Umar Naseer and Ahmed Faris Maumoon did not endorse either candidate for the runoff. Mohamed Nazim endorsed Muizzu. While Qasim Ibrahim asked his supporters to vote as they pleased, his running mate Ameen Ibrahim and his party secretariat endorsed Solih.

==Results==

| Candidate |  | Running mate | Party | First round |  | Second round |  |
| Votes | % | Votes | % |
|  | Mohamed Muizzu | Hussain Mohamed Latheef | People's National Congress | 101,635 | 46.06 | 129,159 | 54.04 |
|  | Ibrahim Mohamed Solih | Mohamed Aslam | Maldivian Democratic Party | 86,161 | 39.05 | 109,868 | 45.96 |
|  | Ilyas Labeeb | Hussain Amr | The Democrats | 15,839 | 7.18 |  |  |
|  | Umar Naseer | Maaz Saleem | Independent | 6,343 | 2.87 |  |  |
|  | Qasim Ibrahim | Ameen Ibrahim | Jumhooree Party | 5,460 | 2.47 |  |  |
|  | Ahmed Faris Maumoon | Abdul Sattar Yoosuf | Independent | 2,979 | 1.35 |  |  |
|  | Mohamed Nazim | Ahmed Adheel Naseer | Maldives National Party | 1,907 | 0.86 |  |  |
|  | Hassan Zameel | Mariyam Aleem | Independent | 327 | 0.15 |  |  |
| Total |  |  |  | 220,651 | 100.00 | 239,027 | 100.00 |
| Valid votes |  |  |  | 220,651 | 97.86 | 239,027 | 96.81 |
| Invalid/blank votes |  |  |  | 4,835 | 2.14 | 7,888 | 3.19 |
| Total votes |  |  |  | 225,486 | 100.00 | 246,915 | 100.00 |
| Registered voters/turnout |  |  |  | 282,395 | 79.85 | 282,804 | 87.31 |
Source: Elections Commission, Elections Commission

==Reactions==
- Maldives – Incumbent president Ibrahim Mohamed Solih conceded defeat, congratulating his opponent for his victory, as well as the Maldivian people for participating in a peaceful and democratic process.
- USA – US. Ambassador to the Maldives Hugo Yon congratulated Muizzu, looking forward to working with the President-Elect to further strengthen U.S.-Maldives relations that began in 1966.
- Japan – The Japanese Embassy of the Maldives congratulated Muizzu and Hussain, Japan expresses sincere wish for the peace and prosperity of the people of Maldives and reiterates their determination to working closely together to take Japan-Maldives relations to greater heights.
- China – President Xi Jinping has extended a congratulatory message to Dr.
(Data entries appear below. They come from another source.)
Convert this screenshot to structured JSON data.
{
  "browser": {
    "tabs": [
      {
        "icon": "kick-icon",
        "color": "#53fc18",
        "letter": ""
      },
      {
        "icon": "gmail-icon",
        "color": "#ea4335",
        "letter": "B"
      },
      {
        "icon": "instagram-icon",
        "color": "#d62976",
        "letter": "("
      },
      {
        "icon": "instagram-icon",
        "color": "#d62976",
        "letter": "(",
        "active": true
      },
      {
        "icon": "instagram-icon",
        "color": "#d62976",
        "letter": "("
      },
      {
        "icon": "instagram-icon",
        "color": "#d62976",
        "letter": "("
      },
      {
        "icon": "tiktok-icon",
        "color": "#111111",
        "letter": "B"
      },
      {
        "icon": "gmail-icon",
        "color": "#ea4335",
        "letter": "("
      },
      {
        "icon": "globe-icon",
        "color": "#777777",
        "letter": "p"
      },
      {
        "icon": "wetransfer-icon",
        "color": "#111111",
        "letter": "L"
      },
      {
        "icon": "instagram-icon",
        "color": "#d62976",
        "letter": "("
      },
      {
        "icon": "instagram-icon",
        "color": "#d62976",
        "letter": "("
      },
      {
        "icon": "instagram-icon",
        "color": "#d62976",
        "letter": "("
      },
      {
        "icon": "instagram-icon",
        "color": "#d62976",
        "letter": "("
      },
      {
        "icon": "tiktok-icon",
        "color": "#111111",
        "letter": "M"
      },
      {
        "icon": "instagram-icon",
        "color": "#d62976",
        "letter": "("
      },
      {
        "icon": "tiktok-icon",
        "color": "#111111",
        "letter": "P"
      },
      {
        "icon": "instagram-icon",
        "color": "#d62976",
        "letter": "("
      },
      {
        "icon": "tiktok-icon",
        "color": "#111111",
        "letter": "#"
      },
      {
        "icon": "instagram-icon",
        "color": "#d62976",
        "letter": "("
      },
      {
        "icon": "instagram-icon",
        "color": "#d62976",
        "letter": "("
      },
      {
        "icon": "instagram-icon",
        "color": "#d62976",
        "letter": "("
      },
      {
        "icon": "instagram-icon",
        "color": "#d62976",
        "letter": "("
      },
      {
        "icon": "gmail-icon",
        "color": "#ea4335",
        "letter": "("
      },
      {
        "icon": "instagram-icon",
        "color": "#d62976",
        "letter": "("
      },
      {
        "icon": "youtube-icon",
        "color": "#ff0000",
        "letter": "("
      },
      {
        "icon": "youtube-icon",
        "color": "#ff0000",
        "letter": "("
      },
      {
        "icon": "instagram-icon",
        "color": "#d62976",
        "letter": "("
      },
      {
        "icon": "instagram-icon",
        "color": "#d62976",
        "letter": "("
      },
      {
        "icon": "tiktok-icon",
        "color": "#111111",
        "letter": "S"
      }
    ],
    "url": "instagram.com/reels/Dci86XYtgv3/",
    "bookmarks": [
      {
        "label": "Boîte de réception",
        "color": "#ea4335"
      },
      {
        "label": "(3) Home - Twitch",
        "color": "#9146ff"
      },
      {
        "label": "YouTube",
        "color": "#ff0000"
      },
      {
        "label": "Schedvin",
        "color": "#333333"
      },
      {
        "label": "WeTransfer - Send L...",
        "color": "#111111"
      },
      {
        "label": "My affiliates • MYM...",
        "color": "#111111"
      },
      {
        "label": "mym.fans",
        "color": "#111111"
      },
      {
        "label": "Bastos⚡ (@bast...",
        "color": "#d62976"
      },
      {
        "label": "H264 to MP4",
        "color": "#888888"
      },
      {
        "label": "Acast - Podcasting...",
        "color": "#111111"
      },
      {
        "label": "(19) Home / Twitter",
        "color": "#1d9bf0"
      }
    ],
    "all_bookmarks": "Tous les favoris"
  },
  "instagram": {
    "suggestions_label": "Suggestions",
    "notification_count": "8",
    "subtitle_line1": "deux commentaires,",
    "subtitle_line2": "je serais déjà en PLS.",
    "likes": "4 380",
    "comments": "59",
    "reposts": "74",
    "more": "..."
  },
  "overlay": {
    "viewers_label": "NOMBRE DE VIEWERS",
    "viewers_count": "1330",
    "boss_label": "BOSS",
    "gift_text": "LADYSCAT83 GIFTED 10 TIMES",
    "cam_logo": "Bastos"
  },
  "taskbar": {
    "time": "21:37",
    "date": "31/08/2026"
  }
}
Mohamed Muizzu, the newly elected President of the Maldives, emphasizing the deep-rooted ties between China-Maldives relations.
- India – Prime Minister Narendra Modi congratulated Muizzu and conveyed his "good wishes for the strengthening of democracy, peace and prosperity in the country."
- Pakistan – The Caretaker Prime Minister Anwar ul Haq Kakar congratulated Dr. Mohamed Muizzu on his victory in the presidential elections of Maldives. He further added that he was looking forward to working with him for further strengthening Pak-Maldives relations and regional cooperation.
- Saudi Arabia – King Salman bin Abdulaziz and Crown Prince Mohamed bin Salman, has sent a cable of congratulations to His Excellency Dr. Mohamed Muizzu on the occasion of winning the presidential elections in the Republic of the Maldives.
- Morocco – The Moroccan Embassy of Maldives congratulated President-Elect Muizzu and Vice President-Elect Hussain, looking forward to the bilateral ties to new heights increasing people and people connection between the two nations.
- Georgia – The Consulate of Georgia in Maldives sent a warm congratulations to newly elected president Dr. Mohamed Muizzu
- Sri Lanka – President Ranil Wickremesinghe extended his warm congratulations to Dr. Mohamed Muizzu, the newly elected President of the Maldives, solidifying the bonds of friendship and cooperation between the two countries.

==Aftermath==
On the day following the election, Mohamed Muizzu's demands for the liberation of Abdulla Yameen were successful, with the former president being transferred to house arrest.